Public banking challenges
With its growing momentum, public banking has also attracted a host of critics. Many worry that starting a public bank will have significant short-term costs that may not be outweighed by any long-term gains. A Los Angeles inquiry into public banking costs described the ultimate price of a public bank as “exorbitant.” San Francisco similarly found that public banking would be an uncertain investment regardless of design.
Outside of the initial costs, some critics are concerned about public banks’ susceptibility to political influence. Without proper safeguards, loans could be given based on political clout rather than creditworthiness, fostering corruption and potentially destabilizing the banks.
The idea of public banking has also faced opposition from the banking industry. The president and CEO of the Bank of North Dakota has stressed that the bank is successful because it partners with North Dakota’s financial institutions instead of acting as a competitor.
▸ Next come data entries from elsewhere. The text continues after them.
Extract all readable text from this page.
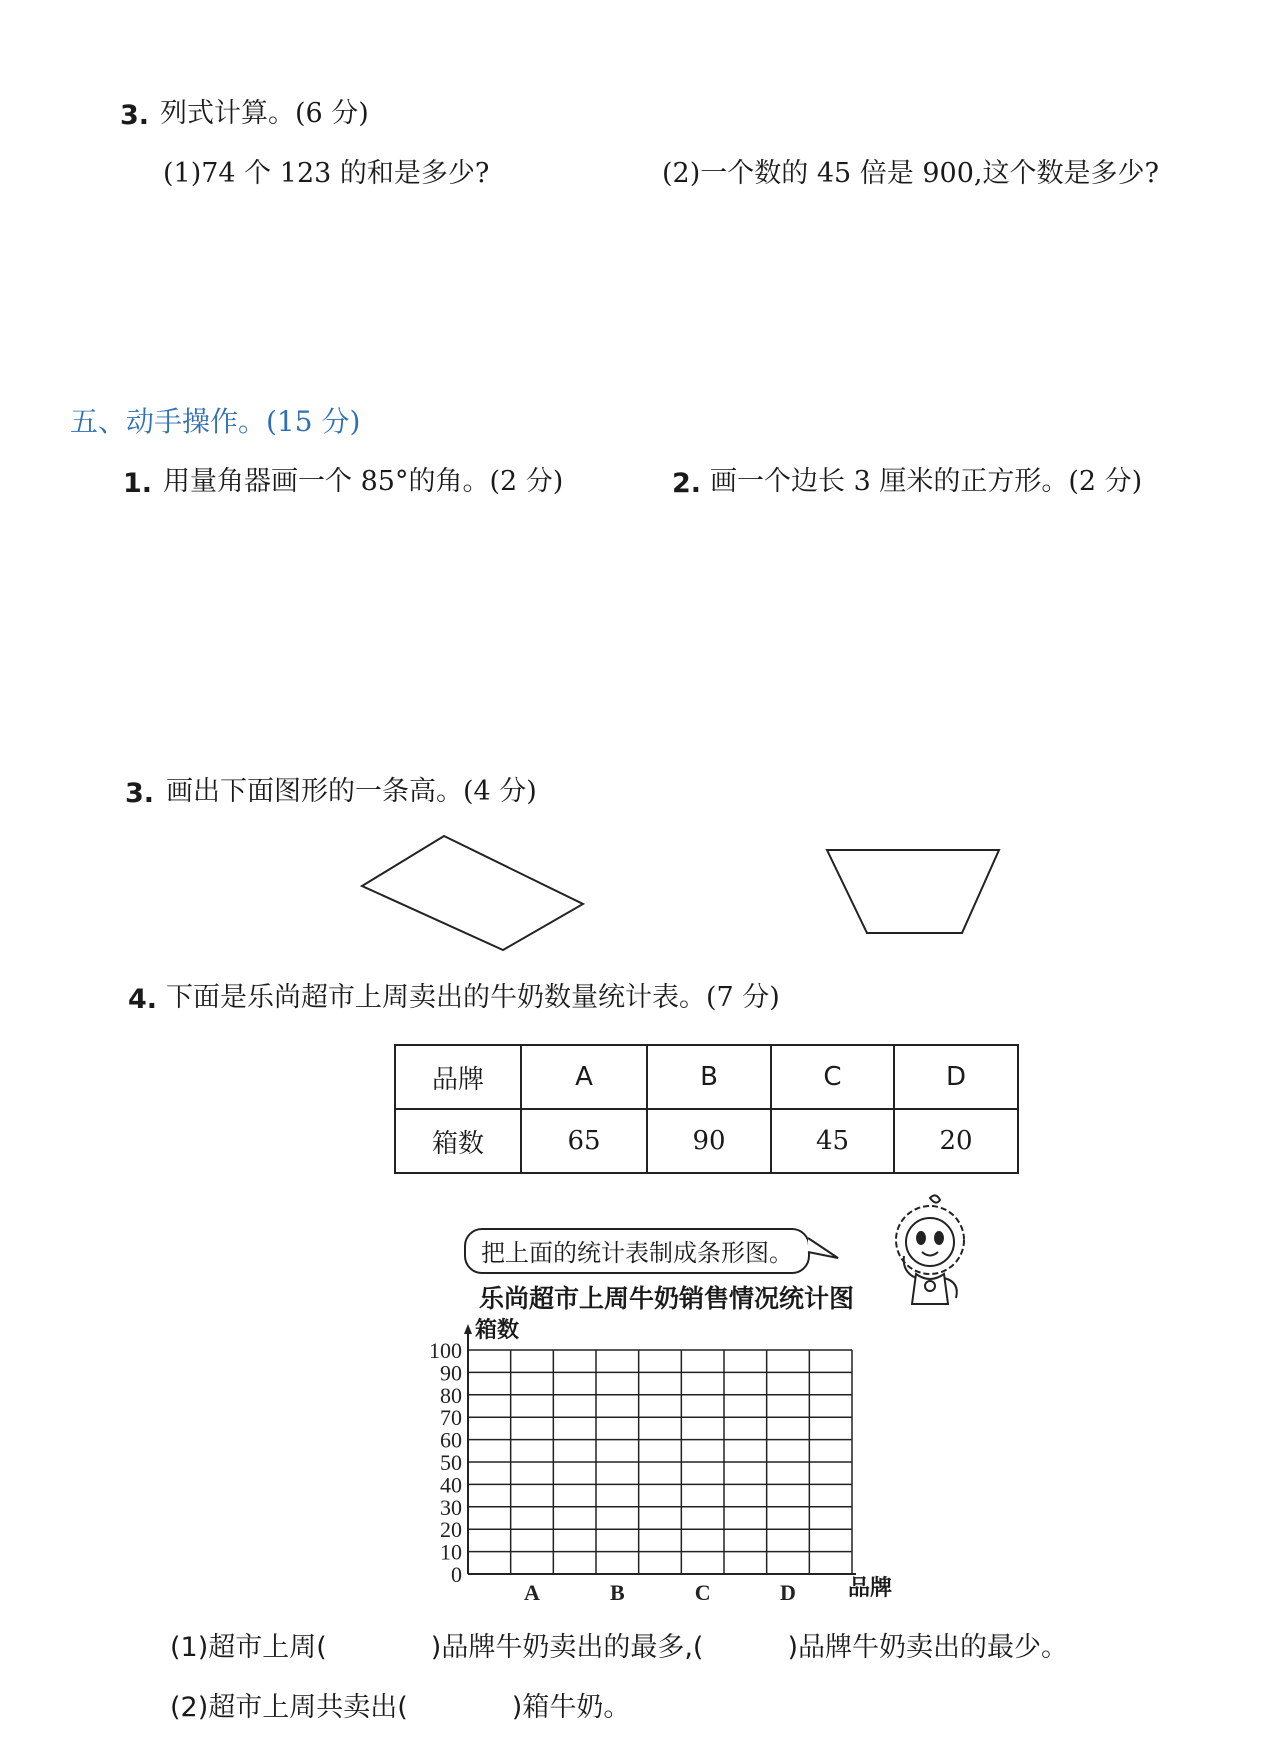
3. 列式计算。(6 分)
(1)74 个 123 的和是多少?	(2)一个数的 45 倍是 900,这个数是多少?
五、动手操作。(15 分)
1. 用量角器画一个 85°的角。(2 分)	2. 画一个边长 3 厘米的正方形。(2 分)
3. 画出下面图形的一条高。(4 分)
4. 下面是乐尚超市上周卖出的牛奶数量统计表。(7 分)
品牌	A	B	C	D
箱数	65	90	45	20
把上面的统计表制成条形图。
乐尚超市上周牛奶销售情况统计图
0
10
20
30
40
50
60
70
80
90
100
A	B	C	D
箱数
品牌
(1)超市上周(	)品牌牛奶卖出的最多,(	)品牌牛奶卖出的最少。
(2)超市上周共卖出(	)箱牛奶。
But some activists have specifically rallied around the idea of public banking as an alternative to big banks, setting up a potentially steep political hurdle.
Despite these challenges, the problems that the public banking movement intends to solve, whether economic inequality or infrastructure investment, are not going away. If designed well, public banks could offer one way to address these concerns.
 For a more thorough discussion of these functions, see Morgan Ricks, The Money Problem: Rethinking Financial Regulation (2015) and Andrew Jackson & Ben Dyson, Modernising Money: Why Our Monetary System is Broken and How it Can be Fixed (2012).